Quote of the Day
Treasure the love you have received above all. It will survive long after your gold and good health have vanished.
Og Mandino
60 Minutes on the Looming Local/State Pension Day of Reckoning
I have written a number of critical post comments on the issue of public pension reform, as recently as yesterday's second segment (referencing a New York Post op-ed). Over the past several years, I don't think I've even interviewed with a prospective employer with a pension plan. Most private-sector companies have been aware of the long-term pension funding liabilities and converted to a 401K style plan (which in many cases match up to 3 points of employee salary, vested by the employees in a few years of employment).

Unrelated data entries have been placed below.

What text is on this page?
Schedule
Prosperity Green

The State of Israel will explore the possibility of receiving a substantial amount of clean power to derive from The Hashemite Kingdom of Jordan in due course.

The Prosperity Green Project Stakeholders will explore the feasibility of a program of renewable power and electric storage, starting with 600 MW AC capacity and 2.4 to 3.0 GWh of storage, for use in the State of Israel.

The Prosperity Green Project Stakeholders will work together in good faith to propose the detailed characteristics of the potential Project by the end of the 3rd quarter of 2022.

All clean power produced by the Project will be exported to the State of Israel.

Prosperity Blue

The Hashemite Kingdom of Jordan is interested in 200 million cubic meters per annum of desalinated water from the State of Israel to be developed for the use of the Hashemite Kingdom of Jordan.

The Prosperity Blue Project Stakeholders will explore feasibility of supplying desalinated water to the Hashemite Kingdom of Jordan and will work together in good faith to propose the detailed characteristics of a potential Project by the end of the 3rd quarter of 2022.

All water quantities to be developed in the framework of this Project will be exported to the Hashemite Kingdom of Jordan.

The 60 Minutes piece focuses on risk analysis for the (tax-advantaged) municipal bonds market; in fact, as the segment makes clear, there is a lot of smoke and mirrors putting lipstick on a pig (public sector financial statements). The fear most of us conservatives have is that states, cities and counties will be looking to Uncle Sam for bailouts in dealing with situations caused by unrealistic, overgenerous benefit promises promised by Democratic politicians to their public sector union supporters.

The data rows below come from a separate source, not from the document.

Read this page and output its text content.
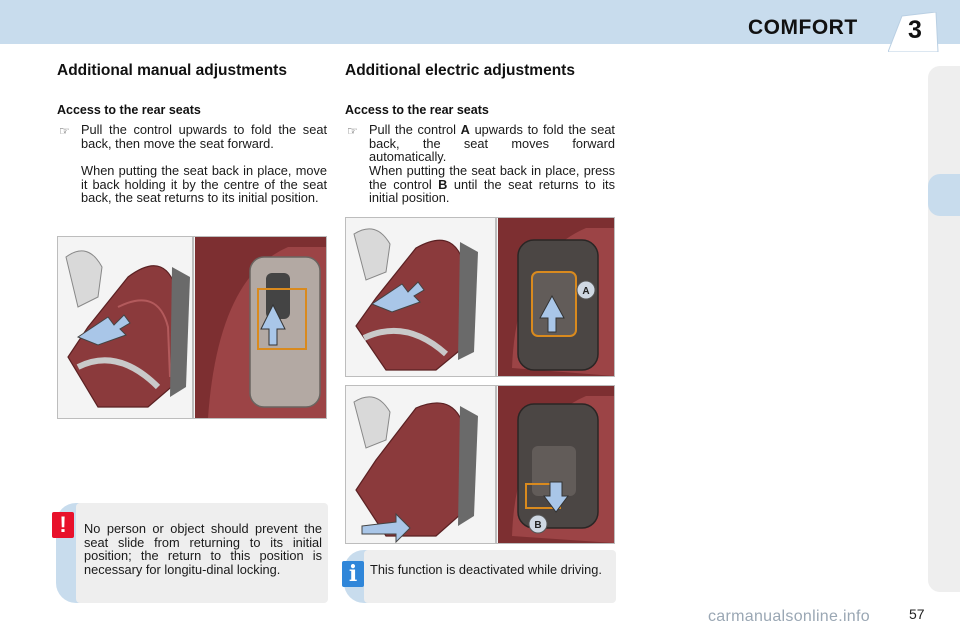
COMFORT 3
Additional manual adjustments
Access to the rear seats
☞ Pull the control upwards to fold the seat back, then move the seat forward.
When putting the seat back in place, move it back holding it by the centre of the seat back, the seat returns to its initial position.
!	No person or object should prevent the seat slide from returning to its initial position; the return to this position is necessary for longitu-dinal locking.
Additional electric adjustments
Access to the rear seats
☞ Pull the control A upwards to fold the seat back, the seat moves forward automatically.
When putting the seat back in place, press the control B until the seat returns to its initial position.
A
B
i	This function is deactivated while driving.
carmanualsonline.info	57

One economist (Joshua Rauh) and his collaborators have estimated nearly $600B in underfunded county and city pension plans (in particular, Chicago and Philadelphia are in trouble) and from $750B to nearly $3T in underfunded state pension plans. We are talking about tens of thousands per household to support generous pension benefits that are not only beyond those for the vast majority of employees in the private sector, but in a large number of cases exceed the income of actively working households.

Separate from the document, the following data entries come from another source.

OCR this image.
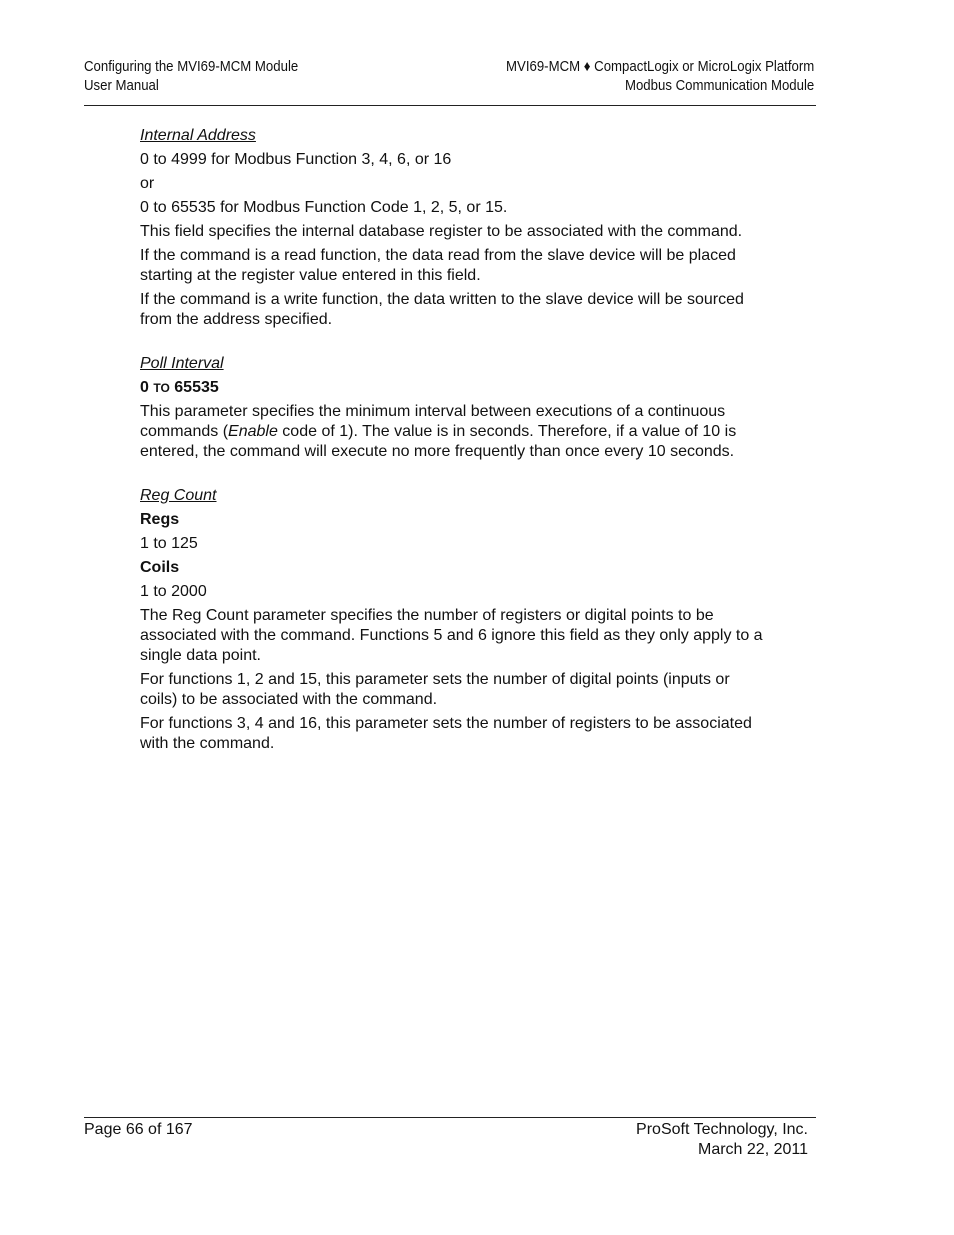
Configuring the MVI69-MCM Module
User Manual
MVI69-MCM ♦ CompactLogix or MicroLogix Platform
Modbus Communication Module
Internal Address
0 to 4999 for Modbus Function 3, 4, 6, or 16
or
0 to 65535 for Modbus Function Code 1, 2, 5, or 15.
This field specifies the internal database register to be associated with the command.
If the command is a read function, the data read from the slave device will be placed starting at the register value entered in this field.
If the command is a write function, the data written to the slave device will be sourced from the address specified.
Poll Interval
0 TO 65535
This parameter specifies the minimum interval between executions of a continuous commands (Enable code of 1). The value is in seconds. Therefore, if a value of 10 is entered, the command will execute no more frequently than once every 10 seconds.
Reg Count
Regs
1 to 125
Coils
1 to 2000
The Reg Count parameter specifies the number of registers or digital points to be associated with the command. Functions 5 and 6 ignore this field as they only apply to a single data point.
For functions 1, 2 and 15, this parameter sets the number of digital points (inputs or coils) to be associated with the command.
For functions 3, 4 and 16, this parameter sets the number of registers to be associated with the command.
Page 66 of 167	ProSoft Technology, Inc.
March 22, 2011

The writing is on the wall: first, government systems have to start putting all new workers and those with limited tenure, at minimum, on a defined contribution (e.g., 403-B) plan where public matching contributions are limited. Second, we need union givebacks; Chris Christie is far too nice a guy. I have no problem with going to bankruptcy court to be rid of unafforable pension obligations. If the unions were smart, they would negotiate a buyout to a lump-sum contribution related to tenure, roughly a standard employer contribution plus interest. A buyout is better than losing everything in bankruptcy court. There will be no more Obama union-favored bankruptcies.